We can see immediately that the initial conclusion of Essex Police, the belief Sheila was the killer, has something important to commend it: it accords with Occam's razor in that it is the conclusion of the fewest parts. She is severely mentally-ill. She is found with the rifle. All the doors and windows are secure. To make Jeremy the killer, we have jump through lots of hoops, answering lots of different questions and solving riddles and problems.
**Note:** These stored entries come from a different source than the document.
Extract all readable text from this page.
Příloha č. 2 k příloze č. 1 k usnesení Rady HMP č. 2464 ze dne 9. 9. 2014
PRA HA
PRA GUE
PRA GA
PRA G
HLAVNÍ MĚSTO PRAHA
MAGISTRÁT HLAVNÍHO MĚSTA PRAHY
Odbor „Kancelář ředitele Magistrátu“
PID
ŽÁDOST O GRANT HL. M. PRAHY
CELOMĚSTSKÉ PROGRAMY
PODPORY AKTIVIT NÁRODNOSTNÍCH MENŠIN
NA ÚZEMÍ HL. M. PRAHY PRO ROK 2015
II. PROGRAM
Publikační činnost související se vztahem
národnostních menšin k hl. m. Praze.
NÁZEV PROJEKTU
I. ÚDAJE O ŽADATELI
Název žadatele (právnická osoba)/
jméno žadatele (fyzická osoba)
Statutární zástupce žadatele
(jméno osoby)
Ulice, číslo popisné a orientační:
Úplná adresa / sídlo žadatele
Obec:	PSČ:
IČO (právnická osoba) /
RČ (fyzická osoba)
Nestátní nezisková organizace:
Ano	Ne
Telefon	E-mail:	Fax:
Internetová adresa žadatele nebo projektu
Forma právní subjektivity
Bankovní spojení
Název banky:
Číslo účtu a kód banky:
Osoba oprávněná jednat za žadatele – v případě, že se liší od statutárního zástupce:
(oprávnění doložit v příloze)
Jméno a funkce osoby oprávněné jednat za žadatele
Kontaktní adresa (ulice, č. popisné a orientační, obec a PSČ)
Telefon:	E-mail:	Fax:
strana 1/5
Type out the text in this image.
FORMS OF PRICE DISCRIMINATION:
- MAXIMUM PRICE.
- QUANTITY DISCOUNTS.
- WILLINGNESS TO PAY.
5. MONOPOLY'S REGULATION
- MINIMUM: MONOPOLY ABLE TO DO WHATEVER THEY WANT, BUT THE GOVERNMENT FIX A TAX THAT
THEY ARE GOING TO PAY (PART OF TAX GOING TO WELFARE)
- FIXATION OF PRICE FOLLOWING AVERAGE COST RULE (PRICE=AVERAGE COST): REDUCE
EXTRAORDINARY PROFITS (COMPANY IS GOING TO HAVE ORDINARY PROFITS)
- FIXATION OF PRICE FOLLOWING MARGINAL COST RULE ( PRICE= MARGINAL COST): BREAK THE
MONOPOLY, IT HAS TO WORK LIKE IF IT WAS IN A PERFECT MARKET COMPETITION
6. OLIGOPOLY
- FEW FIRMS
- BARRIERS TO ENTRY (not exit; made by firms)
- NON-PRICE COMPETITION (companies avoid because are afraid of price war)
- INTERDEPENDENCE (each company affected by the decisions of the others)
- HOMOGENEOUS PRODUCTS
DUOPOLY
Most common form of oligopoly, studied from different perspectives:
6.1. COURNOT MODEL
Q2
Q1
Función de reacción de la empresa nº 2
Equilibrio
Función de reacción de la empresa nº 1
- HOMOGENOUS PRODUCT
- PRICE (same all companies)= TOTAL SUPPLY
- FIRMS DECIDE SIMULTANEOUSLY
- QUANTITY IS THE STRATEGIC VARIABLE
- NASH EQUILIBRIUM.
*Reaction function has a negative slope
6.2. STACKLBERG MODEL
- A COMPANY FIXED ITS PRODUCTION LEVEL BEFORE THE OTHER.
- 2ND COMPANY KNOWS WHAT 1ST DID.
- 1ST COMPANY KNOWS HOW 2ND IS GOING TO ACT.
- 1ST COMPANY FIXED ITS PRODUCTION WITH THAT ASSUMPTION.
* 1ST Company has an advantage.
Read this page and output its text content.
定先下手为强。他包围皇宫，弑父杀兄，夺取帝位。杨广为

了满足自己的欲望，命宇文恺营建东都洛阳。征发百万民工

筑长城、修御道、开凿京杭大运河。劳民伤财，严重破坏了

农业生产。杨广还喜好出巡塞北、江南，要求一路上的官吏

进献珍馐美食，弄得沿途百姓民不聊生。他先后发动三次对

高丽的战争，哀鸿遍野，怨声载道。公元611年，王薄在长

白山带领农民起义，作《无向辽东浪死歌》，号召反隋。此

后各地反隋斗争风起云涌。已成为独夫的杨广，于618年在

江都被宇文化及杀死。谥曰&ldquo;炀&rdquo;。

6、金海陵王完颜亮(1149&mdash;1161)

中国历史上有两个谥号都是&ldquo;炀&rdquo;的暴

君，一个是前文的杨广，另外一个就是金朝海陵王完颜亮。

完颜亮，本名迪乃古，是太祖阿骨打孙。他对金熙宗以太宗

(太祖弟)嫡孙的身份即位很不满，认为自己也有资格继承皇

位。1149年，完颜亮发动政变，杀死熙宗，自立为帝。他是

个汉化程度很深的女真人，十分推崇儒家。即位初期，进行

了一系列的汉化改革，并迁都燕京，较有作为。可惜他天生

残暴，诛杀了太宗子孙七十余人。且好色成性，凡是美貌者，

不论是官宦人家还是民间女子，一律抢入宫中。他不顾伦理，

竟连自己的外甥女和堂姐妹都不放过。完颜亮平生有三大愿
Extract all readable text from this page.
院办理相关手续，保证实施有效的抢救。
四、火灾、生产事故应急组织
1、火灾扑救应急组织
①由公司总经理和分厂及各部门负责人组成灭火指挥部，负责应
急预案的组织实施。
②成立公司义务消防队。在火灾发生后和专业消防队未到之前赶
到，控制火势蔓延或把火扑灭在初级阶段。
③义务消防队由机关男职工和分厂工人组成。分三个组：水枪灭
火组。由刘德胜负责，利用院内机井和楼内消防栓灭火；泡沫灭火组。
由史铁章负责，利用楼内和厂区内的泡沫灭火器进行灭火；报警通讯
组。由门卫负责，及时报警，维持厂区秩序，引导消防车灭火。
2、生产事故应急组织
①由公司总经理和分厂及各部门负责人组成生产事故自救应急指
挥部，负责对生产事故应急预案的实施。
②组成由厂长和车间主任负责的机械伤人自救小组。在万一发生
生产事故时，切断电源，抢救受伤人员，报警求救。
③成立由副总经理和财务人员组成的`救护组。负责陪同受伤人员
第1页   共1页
These questions, and others, and various problems with the evidence, in my view must lead to a position of reasonable doubt about Jeremy's legal guilt, which means that if he is factually guilty, his plan came dangerously close to succeeding and was only foiled by the doubts of one or two detectives, prompted by the observation of certain highly-subjective and contestable behavioural clues in the aftermath, the evidence of Julie Mugford (to whom he told everything), and the failure of the majority of the trial jury to observe the law and apply the correct standard of proof. Some people will dispute this of course and say that the majority jury decision was correct given the evidence of Julie Mugford. Why did Jeremy take the huge risk of telling her everything? Maybe for the reason I allude to above: he thought that his plan had worked and part of him needed to tell somebody, and Julie was his confederate in crime and close confidant. He was a criminal. He had committed a burglary and was a drug dealer and trafficker of drugs, and according to Liz Rimington, he had floated the idea of burgling houses in Goldhanger. Criminals are reckless and make flawed decisions. That's why they are criminals. Maybe that's all there is to it?